To work closer to failure with bodyweight moves, it's important to understand that the burn and cardiovascular fatigue from high-rep sets build long before your muscles actually fail.

'As a rule of thumb, the set should end when you cannot complete another full rep with clean technique. Not when it burns, not when your heart rate spikes. When you physically cannot do another clean rep,' advises Gonzalez.

If you want to build muscle, you will need to keep challenging the muscles over time. This is called progressive overload.

'You just add more weight to the bar,' says Gonzalez. 'But with bodyweight, you can't do that. Once your body adapts to a movement, the stimulus flatlines, so we have to advance to a harder variation.'

Exercise Variation

As an example, once a standard push-up becomes too easy you can progress to a feet-elevated push-up, which shifts more load onto the upper chest and shoulders. The coach then recommends an archer push-up where one arm does the majority of the work, and eventually a one-arm push-up.

'Your muscles don't know whether the challenge is coming from a heavier bar or a more demanding movement,' Gonzalez explains. 'They only know whether they're being asked to do something harder than they've already adapted to.'

Rep Quality

Gonzalez notes that the majority of people performing press-ups drop too quickly on the descent and bounce off the bottom and use that momentum to push back up.

'Muscle growth is driven by mechanical tension,' he says. 'When you use momentum to get through the hard part of a rep, you're offloading that tension away from the muscle.'

By improving the quality and tempo of your reps, you'll reap the reward of further muscle growth.
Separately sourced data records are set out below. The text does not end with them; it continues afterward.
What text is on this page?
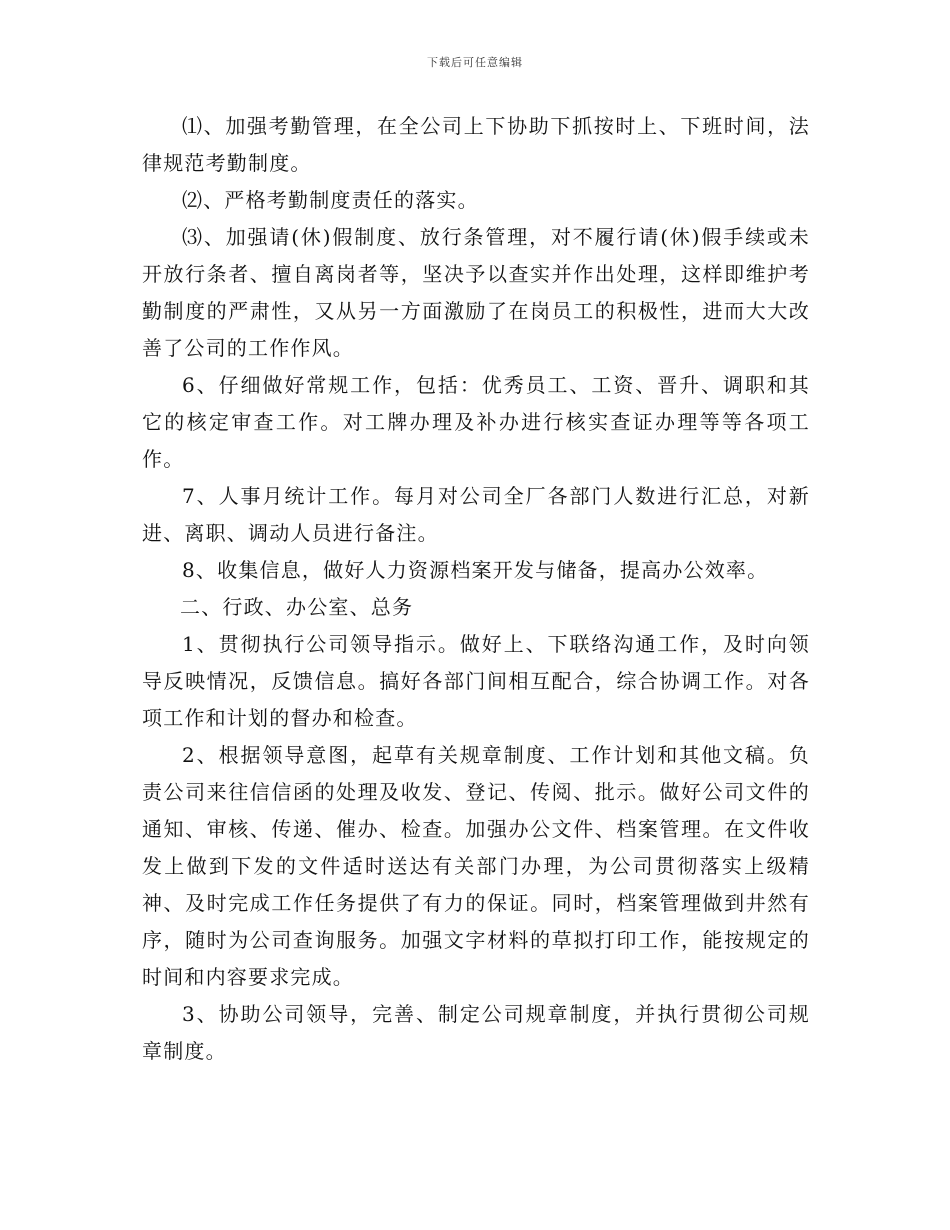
下载后可任意编辑

⑴、加强考勤管理，在全公司上下协助下抓按时上、下班时间，法律规范考勤制度。

⑵、严格考勤制度责任的落实。

⑶、加强请(休)假制度、放行条管理，对不履行请(休)假手续或未开放行条者、擅自离岗者等，坚决予以查实并作出处理，这样即维护考勤制度的严肃性，又从另一方面激励了在岗员工的积极性，进而大大改善了公司的工作作风。

6、仔细做好常规工作，包括：优秀员工、工资、晋升、调职和其它的核定审查工作。对工牌办理及补办进行核实查证办理等等各项工作。

7、人事月统计工作。每月对公司全厂各部门人数进行汇总，对新进、离职、调动人员进行备注。

8、收集信息，做好人力资源档案开发与储备，提高办公效率。

二、行政、办公室、总务

1、贯彻执行公司领导指示。做好上、下联络沟通工作，及时向领导反映情况，反馈信息。搞好各部门间相互配合，综合协调工作。对各项工作和计划的督办和检查。

2、根据领导意图，起草有关规章制度、工作计划和其他文稿。负责公司来往信信函的处理及收发、登记、传阅、批示。做好公司文件的通知、审核、传递、催办、检查。加强办公文件、档案管理。在文件收发上做到下发的文件适时送达有关部门办理，为公司贯彻落实上级精神、及时完成工作任务提供了有力的保证。同时，档案管理做到井然有序，随时为公司查询服务。加强文字材料的草拟打印工作，能按规定的时间和内容要求完成。

3、协助公司领导，完善、制定公司规章制度，并执行贯彻公司规章制度。
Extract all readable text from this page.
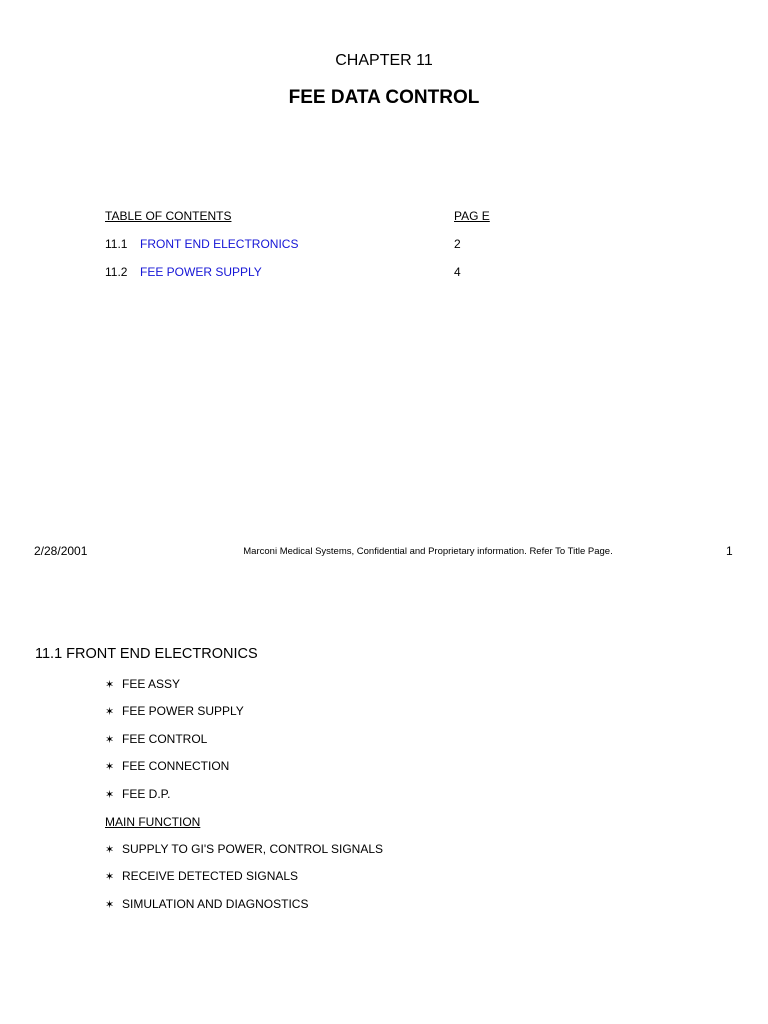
CHAPTER 11
FEE DATA CONTROL
TABLE OF CONTENTS	PAG E
11.1 FRONT END ELECTRONICS	2
11.2 FEE POWER SUPPLY	4
2/28/2001	Marconi Medical Systems, Confidential and Proprietary information. Refer To Title Page.	1
11.1 FRONT END ELECTRONICS
✶ FEE ASSY
✶ FEE POWER SUPPLY
✶ FEE CONTROL
✶ FEE CONNECTION
✶ FEE D.P.
MAIN FUNCTION
✶ SUPPLY TO GI'S POWER, CONTROL SIGNALS
✶ RECEIVE DETECTED SIGNALS
✶ SIMULATION AND DIAGNOSTICS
The same can be applied to other bodyweight exercises such as pull-ups and pistol squats.

Rest

Provided you're working at the intensity needed to stimulate muscle growth, you'll also need adequate rest between sets. Rather than rushing through with just 30 seconds' rest, aim for around 90 to 120 seconds so you can recover and maintain your performance.

The Takeaway

You can build muscle with bodyweight moves: it just takes more than adding endless reps. If you can comfortably perform more than 30 reps, it’s time to make the movement harder, train close to failure, control each rep and rest properly between sets.